The shift from ‘community’ to ‘institution’ as the basis for the definition of a university is increasingly important in view of the concerns now being expressed about the changes in the make-up of academic employment, from the 1991 assumption that a university would have a long-serving community’ on permanent teaching-and-research contracts to the present trend towards short-term, zero-hours and hourly-paid contracts.  The peers were onto that.  As Lord Stevenson put it, ‘the academic staff’s engagement with students has many of the attributes of gift relationships, said by Titmuss to be among the most powerful social forces that bind social groups together.’ Lord Storey commented that ‘keeping lecturers on zero-hours and fixed-term contracts does not bring out the full teaching potential of a university lecturer’. Baroness Garden deploted ‘zero-hours contracts’,  ‘academics needing multiple jobs just to make a living’ and ‘pressures which can do nothing to improve the quality of their teaching’. She called for ‘higher levels of job security’ for academics’.  Lord Watson spoke in the same terms, contrasting these practices with the absence from the Bill of ‘mention of scholarship or the pursuit of truth’.

The publication on 9 December of the Teaching qualifications data for academic staff in higher education institutions 2014-15 included a mention by HEFCE of the Competition and Markets Authority’s advice that institutions should provide information about ‘the general level of experience or status of the staff involved in course delivery’ will support the Lords in their endeavour to give hard meaning to the term ‘academic’ in the staffing of higher education institutions.

‘Academic freedom’ got 31 mentions in the debate, partly out of regret that it remains inadequately defined, but often in untidy couplings with institutional autonomy. It was the institutional arrangements that were prompting the most concern, because it is there that a revised regulatory framework was likely to chafe. ‘Institution(s)’ had 161 mentions; ‘provider(s)’ 62; ‘university(ies)’ 632.

The rush to admit new private providers to degree-awarding powers and university title, and particularly the plan to grant probationary powers (8 mentions), drew  fire. ‘How do you test entry into the market if you do not know what the subsequent quality will be?’ asked Lord Patel, enlarging on the scale of a student’s investment, personal and financial. Lord Storey spoke of the danger of ‘devaluing’ UK degrees with ‘subprime qualifications’.

The listing of speakers meant that it was not until the evening wore on  that attention turned fully towards UKRI and the proposals for revamping the provisions for research funding, which got ‘UKRI’ most of its 110 mentions at that late stage.  But peers had not been ignoring it earlier on.

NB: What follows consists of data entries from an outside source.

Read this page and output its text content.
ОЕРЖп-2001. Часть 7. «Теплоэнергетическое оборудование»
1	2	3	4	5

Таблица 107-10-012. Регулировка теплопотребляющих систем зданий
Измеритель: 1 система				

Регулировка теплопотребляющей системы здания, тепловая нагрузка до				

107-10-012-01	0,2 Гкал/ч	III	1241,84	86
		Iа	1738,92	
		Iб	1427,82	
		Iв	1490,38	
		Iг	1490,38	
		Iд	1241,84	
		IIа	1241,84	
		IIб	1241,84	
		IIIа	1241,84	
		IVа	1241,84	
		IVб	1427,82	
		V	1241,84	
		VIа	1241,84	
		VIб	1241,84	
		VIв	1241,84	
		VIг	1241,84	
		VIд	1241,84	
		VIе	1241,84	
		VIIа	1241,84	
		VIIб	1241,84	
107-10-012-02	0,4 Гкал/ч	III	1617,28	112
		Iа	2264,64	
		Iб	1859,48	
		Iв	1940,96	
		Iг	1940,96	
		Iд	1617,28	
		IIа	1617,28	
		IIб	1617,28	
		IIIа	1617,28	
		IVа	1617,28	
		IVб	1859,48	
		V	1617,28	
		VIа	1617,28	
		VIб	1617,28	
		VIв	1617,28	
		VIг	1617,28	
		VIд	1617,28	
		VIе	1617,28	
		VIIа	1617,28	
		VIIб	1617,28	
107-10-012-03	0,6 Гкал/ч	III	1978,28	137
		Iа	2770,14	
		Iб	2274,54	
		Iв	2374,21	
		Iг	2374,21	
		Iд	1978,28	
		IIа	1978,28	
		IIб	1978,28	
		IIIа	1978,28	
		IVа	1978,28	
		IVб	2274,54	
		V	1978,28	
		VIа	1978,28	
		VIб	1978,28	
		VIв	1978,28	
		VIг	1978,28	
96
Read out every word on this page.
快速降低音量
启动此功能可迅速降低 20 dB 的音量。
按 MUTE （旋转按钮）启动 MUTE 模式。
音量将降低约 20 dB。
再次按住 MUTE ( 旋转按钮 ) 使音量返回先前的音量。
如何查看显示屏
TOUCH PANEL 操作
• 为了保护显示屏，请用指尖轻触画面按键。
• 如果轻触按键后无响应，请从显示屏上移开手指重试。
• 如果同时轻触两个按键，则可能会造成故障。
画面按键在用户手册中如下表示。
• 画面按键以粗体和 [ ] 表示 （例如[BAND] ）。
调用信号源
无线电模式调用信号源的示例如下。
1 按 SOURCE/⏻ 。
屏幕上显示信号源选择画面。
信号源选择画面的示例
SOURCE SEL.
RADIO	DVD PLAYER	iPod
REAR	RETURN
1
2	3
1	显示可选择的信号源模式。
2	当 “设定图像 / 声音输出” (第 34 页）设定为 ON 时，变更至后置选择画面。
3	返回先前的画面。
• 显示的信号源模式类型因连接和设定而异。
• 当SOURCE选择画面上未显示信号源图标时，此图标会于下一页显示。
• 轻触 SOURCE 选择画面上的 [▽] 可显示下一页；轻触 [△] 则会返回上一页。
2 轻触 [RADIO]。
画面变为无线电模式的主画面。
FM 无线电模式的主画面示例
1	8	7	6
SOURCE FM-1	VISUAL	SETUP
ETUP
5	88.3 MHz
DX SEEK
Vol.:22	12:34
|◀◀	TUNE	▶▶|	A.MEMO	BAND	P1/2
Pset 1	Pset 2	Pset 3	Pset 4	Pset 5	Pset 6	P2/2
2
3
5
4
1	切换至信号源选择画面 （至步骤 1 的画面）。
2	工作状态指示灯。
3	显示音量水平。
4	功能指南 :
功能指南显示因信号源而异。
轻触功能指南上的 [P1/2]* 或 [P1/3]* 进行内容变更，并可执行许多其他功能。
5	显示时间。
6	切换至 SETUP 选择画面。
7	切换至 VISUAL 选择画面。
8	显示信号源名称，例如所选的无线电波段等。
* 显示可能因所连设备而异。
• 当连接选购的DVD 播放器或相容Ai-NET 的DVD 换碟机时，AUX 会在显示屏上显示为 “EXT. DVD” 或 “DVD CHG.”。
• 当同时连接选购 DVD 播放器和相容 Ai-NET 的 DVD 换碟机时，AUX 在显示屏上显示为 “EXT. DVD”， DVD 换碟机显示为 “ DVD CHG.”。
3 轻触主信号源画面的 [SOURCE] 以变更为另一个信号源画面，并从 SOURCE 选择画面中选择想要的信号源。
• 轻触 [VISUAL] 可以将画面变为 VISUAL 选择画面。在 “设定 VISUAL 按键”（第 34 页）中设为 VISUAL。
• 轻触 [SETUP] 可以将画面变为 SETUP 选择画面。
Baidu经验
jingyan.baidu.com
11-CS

The artificial disjunction of teaching and research in the Bill proved a major concern throughout.

The Second Reading was a mere taster for the Committee stage of the whole House. That promises to be a memorable addition to the record of the House of Lords in saving Governments from themselves when they try to interfere too far in the freedoms of universities which have proved essential to their functioning as a ‘social good’ (Baroness Chakrabati) and a ‘national asset’.  As Baroness Kennedy put it, expressing the general view of the House:

Our higher education system is one of our great national assets. We have to understand how important it is and guard it preciously. I am afraid the Bill falls far short in the eyes of many.